Comments on the Quality of English Language

Please see above

Author Response

Comment1: Optionally, the authors could consider to also mention the CURB study (NCT03808662), which was the first randomized study to demonstrate benefit from LAT in oligoprogressive NSCLC including tumors with oncogenic drivers. Of note, no benefit was noted for breast cancer, which shows that lung cancer maybe more suitable for such multimodal concepts. Also, the tolerability was also very good with no substantial increase in toxicity from LAT.

Thank you very much for your important and constructive comment.
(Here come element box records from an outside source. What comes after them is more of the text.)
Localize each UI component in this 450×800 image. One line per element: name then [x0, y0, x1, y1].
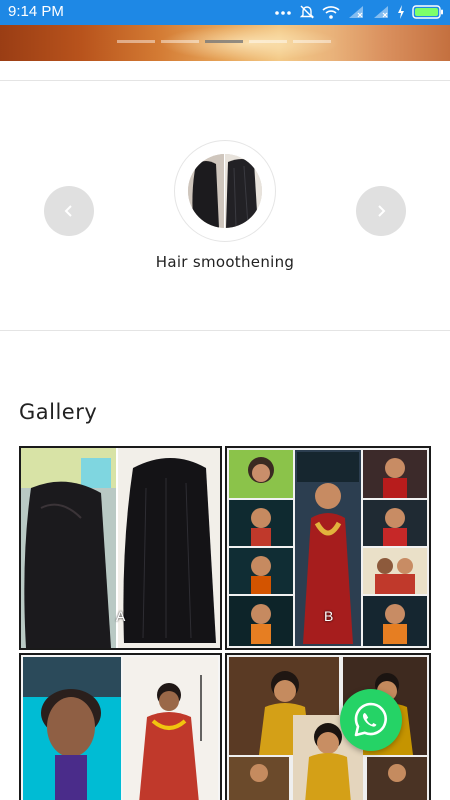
slider-dot[interactable] — [117, 40, 155, 43]
slider-dot[interactable] — [249, 40, 287, 43]
banner-image — [160, 25, 340, 61]
whatsapp-button[interactable] — [340, 689, 402, 751]
section-divider — [0, 80, 450, 81]
section-divider — [0, 330, 450, 331]
status-bar: 9:14 PM — [0, 0, 450, 25]
next-service-button[interactable] — [356, 186, 406, 236]
service-image[interactable] — [174, 140, 276, 242]
charging-icon — [398, 5, 404, 19]
gallery-item-label: A — [116, 608, 126, 624]
slider-dot-active[interactable] — [205, 40, 243, 43]
more-dots-icon — [275, 11, 291, 15]
slider-dot[interactable] — [161, 40, 199, 43]
gallery-title: Gallery — [19, 400, 98, 424]
signal-icon — [349, 6, 363, 18]
gallery-item[interactable]: A — [19, 446, 222, 650]
service-photo — [188, 154, 262, 228]
slider-dots — [117, 40, 331, 43]
chevron-right-icon — [378, 205, 386, 217]
slider-dot[interactable] — [293, 40, 331, 43]
banner-slider[interactable] — [0, 25, 450, 61]
prev-service-button[interactable] — [44, 186, 94, 236]
gallery-item[interactable] — [19, 653, 222, 800]
mute-icon — [299, 5, 315, 19]
status-time: 9:14 PM — [8, 3, 64, 20]
wifi-icon — [322, 6, 340, 19]
whatsapp-icon — [354, 702, 387, 737]
service-name[interactable]: Hair smoothening — [0, 253, 450, 271]
chevron-left-icon — [64, 205, 72, 217]
battery-icon — [412, 5, 443, 19]
signal-icon — [374, 6, 388, 18]
status-icons — [274, 4, 444, 20]
gallery-item[interactable]: B — [225, 446, 431, 650]
gallery-item-label: B — [324, 608, 334, 624]
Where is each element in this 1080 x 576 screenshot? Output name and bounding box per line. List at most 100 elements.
In response, we have added the following detailed description of the CURB trial to section 4.3. Current status of clinical trials for Oligo-PD:
"In 2024, the results of the CURB trial—the first randomized study globally to specifically target patients with Oligo-PD. This randomized phase II trial enrolled patients with breast cancer or NSCLC presenting with 1–5 progressive lesions (Oligo-PD) and compared the efficacy of LAT to all progressive lesions (LAT arm) versus physician’s choice of systemic chemotherapy (chemotherapy arm). The primary endpoint, PFS, was significantly prolonged in the LAT arm compared to the chemotherapy arm, with median PFS of 7.2 months versus 3.2 months, respectively (HR 0.53, P = 0.0035). Notably, in the subgroup analysis of patients with NSCLC, the median PFS was 10.0 months in the LAT arm and 2.2 months in the chemotherapy arm, again demonstrating a significant benefit in favor of LAT (P = 0.001). In contrast, OS did not differ significantly between the treatment arms in the overall population or within the NSCLC and breast cancer cohorts. This lack of OS difference has been attributed to several factors, including the relatively short follow-up period and substantial heterogeneity in baseline assessment methods, treatment lines, therapeutic modalities, and tumor burden62.